With the Dutch invasion of Northern Brazil, especially of Recife, Pernambuco, in 1634, Portuguese and Spanish Jews established in Amsterdam, as well as New Christians already living in this part of Brazil, founded the first Jewish community and its synagogue in Recife, first one of all the Americas. In 1654, with Northern Brazil reconquered by the Portuguese, Dutch Jews and Christians had to leave the country and the few of them who preferred to stay adhered to the predominant religion and culture.
Brazil, during its first three hundred years after discovery, allowed only citizens of the Iberian countries and their colonies (Angola and Mozambique) to enter the country. Only in 1808, after arrival of D. João VI and his Royal Court fleeing the French invasion of Portugal, Brazil opened its ports to immigration of friendly nations, mostly from England, Prussia and Northern countries of Europe.
In 1810, Brazil still a colony, the Treaty of Friendship and Peace with England guaranteed non-Catholics liberty of religion thus starting arrival of more European countries including France after the end of hostilities. But only during the second half of the century, came the first large immigratory contingents, mostly from Italy, Russia, Poland etc. as well as from Syria, Libya and Turkey, and still later, from the Orient, from China and Japan, creating thus a mixture of different races, religions and culture, origin of the Brazilian people.
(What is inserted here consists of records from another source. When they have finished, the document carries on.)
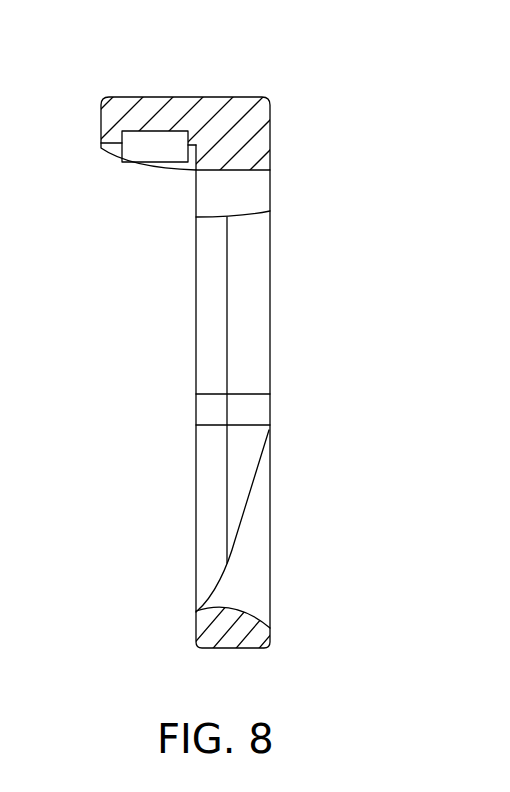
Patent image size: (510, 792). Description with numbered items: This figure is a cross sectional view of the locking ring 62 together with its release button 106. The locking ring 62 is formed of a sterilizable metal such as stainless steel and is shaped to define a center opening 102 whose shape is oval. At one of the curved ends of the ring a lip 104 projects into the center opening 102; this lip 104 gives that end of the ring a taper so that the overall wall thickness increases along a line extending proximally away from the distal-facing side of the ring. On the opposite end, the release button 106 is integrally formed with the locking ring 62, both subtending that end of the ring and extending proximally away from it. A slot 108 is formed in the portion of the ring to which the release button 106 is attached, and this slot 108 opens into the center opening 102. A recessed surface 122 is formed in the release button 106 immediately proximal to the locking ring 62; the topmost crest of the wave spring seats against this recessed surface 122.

The locking ring 62 is at (352, 130).
The center opening 102 is at (203, 345).
The lip 104 is at (243, 618).
The release button 106 is at (172, 97).
The slot 108 is at (237, 189).
The recessed surface 122 is at (143, 131).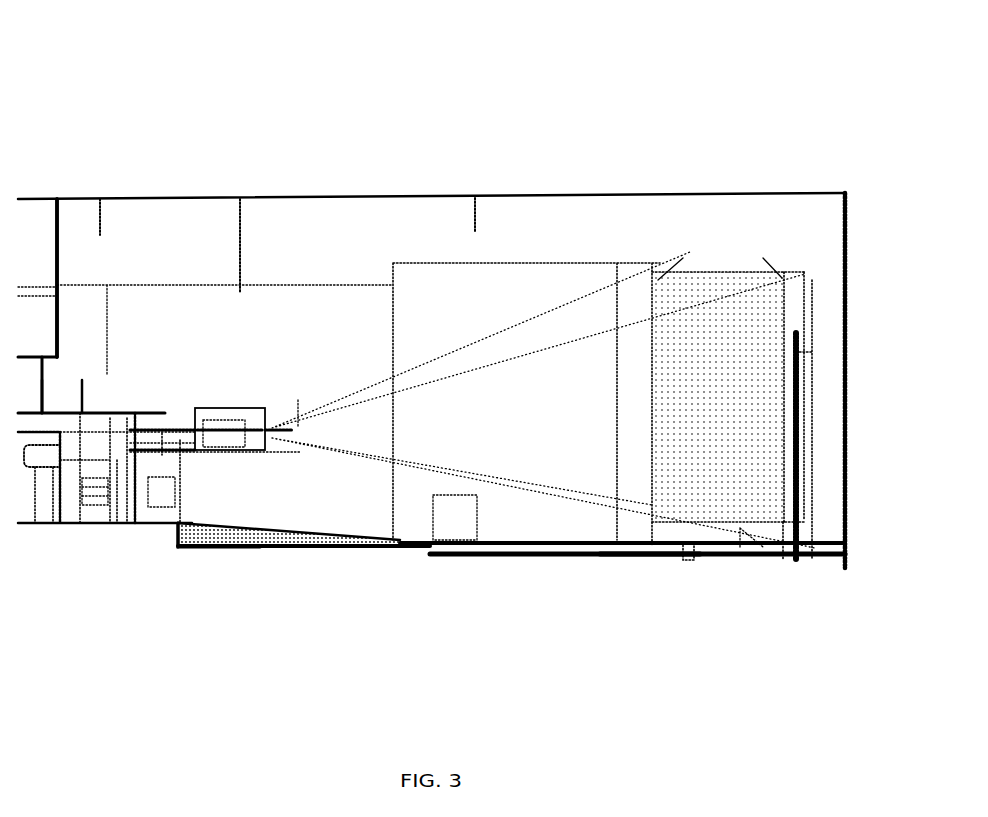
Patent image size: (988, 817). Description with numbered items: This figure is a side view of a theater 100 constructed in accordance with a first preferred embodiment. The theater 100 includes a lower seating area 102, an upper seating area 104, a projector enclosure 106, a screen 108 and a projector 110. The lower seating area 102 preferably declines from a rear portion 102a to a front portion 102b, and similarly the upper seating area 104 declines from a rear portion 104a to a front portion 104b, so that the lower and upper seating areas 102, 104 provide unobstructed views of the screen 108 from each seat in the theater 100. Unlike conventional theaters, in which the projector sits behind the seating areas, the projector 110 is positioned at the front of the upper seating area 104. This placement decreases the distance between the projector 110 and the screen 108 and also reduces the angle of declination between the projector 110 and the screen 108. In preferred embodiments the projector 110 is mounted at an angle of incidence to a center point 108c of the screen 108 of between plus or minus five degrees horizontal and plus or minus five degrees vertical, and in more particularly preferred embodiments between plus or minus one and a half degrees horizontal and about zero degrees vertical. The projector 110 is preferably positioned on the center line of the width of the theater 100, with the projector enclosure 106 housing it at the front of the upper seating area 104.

The theater 100 is at (361, 158).
The lower seating area 102 is at (322, 527).
The rear portion 102a is at (202, 523).
The front portion 102b is at (646, 548).
The upper seating area 104 is at (176, 416).
The rear portion 104a is at (86, 410).
The front portion 104b is at (278, 430).
The projector enclosure 106 is at (265, 450).
The screen 108 is at (723, 300).
The center point 108c is at (778, 403).
The projector 110 is at (223, 425).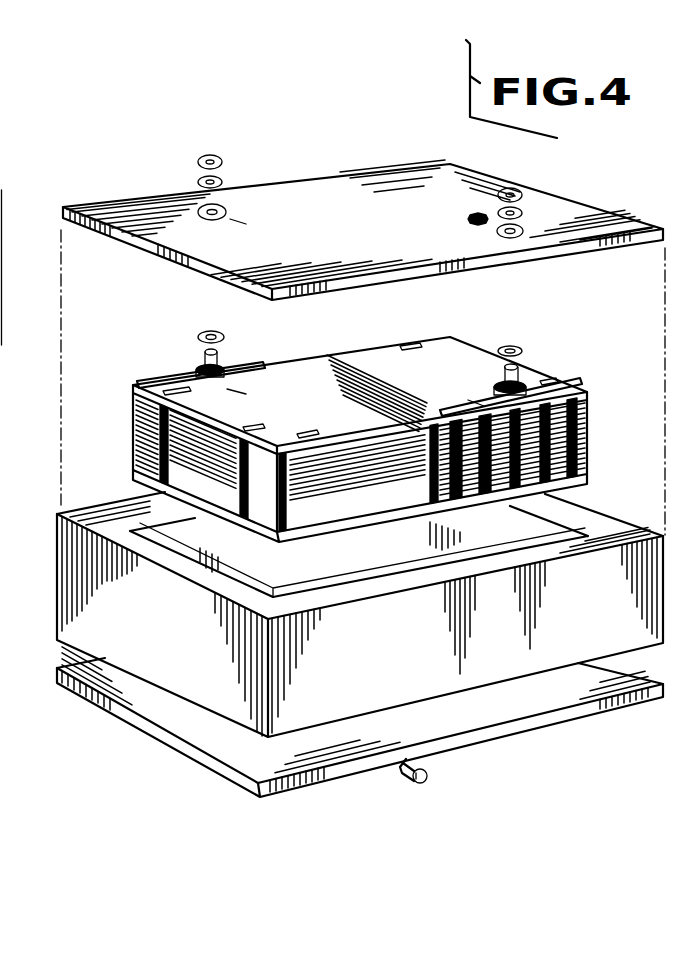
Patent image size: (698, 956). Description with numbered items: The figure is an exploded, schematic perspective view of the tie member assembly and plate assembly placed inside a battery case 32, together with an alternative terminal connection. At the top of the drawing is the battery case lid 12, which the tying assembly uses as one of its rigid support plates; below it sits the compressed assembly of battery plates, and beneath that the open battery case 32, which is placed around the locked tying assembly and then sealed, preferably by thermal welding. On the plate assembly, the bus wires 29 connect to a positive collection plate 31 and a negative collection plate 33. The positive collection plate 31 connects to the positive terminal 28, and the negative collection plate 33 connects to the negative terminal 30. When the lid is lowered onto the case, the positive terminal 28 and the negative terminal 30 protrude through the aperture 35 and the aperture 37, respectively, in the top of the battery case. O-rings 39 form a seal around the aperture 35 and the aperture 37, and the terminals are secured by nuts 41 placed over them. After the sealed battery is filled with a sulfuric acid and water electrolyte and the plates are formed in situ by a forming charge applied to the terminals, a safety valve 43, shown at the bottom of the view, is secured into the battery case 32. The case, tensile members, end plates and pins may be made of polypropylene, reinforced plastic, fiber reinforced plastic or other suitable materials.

The battery case lid 12 is at (357, 180).
The positive terminal 28 is at (525, 372).
The bus wires 29 is at (122, 418).
The negative terminal 30 is at (205, 355).
The positive collection plate 31 is at (565, 381).
The battery case 32 is at (663, 645).
The negative collection plate 33 is at (160, 371).
The aperture 35 is at (525, 230).
The aperture 37 is at (198, 203).
The O-rings 39 is at (204, 332).
The nuts 41 is at (222, 155).
The safety valve 43 is at (428, 773).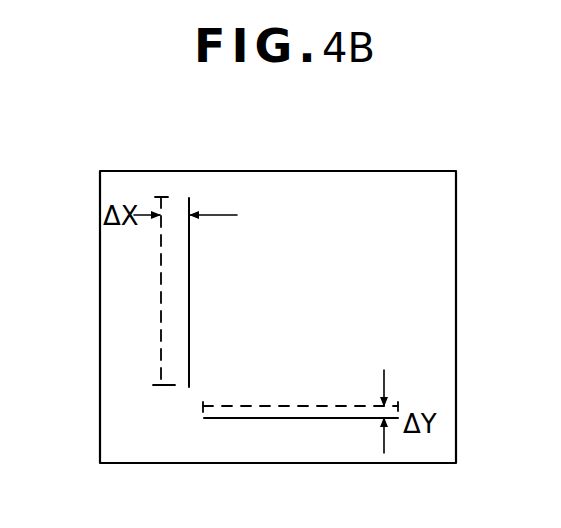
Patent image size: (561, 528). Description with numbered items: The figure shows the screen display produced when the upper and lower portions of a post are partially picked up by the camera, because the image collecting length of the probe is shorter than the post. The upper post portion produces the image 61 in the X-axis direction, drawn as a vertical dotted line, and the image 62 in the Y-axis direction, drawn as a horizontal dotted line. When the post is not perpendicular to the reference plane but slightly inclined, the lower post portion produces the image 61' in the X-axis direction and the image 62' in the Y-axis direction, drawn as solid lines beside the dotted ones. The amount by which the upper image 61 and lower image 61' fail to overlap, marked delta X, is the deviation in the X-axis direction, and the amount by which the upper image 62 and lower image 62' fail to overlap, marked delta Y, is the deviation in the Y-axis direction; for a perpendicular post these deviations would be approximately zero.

Since 1820, a considerable number of Jews from Morocco also arrived in Brazil. They came from different cities, but mostly from Tanger, Fez, Tetuan, Rabat and other ones. Some of them came to Bahia and Rio de Janeiro, but most of them landed in the northern part of Brazil. The reason for the coming of these immigrants, probably, was the desire for better opportunities in a new country, especially in the region of the Amazon Forest. But due to the danger of contracting yellow fever in Belém, they went inland, up the rivers, establishing themselves in small localities doing business and mixing with the native inhabitants. With the start of the rubber boom and its industries, more and more Moroccans arrived in this part of the country. Descendants of these immigrants are believed to number about 50.000 people nowadays.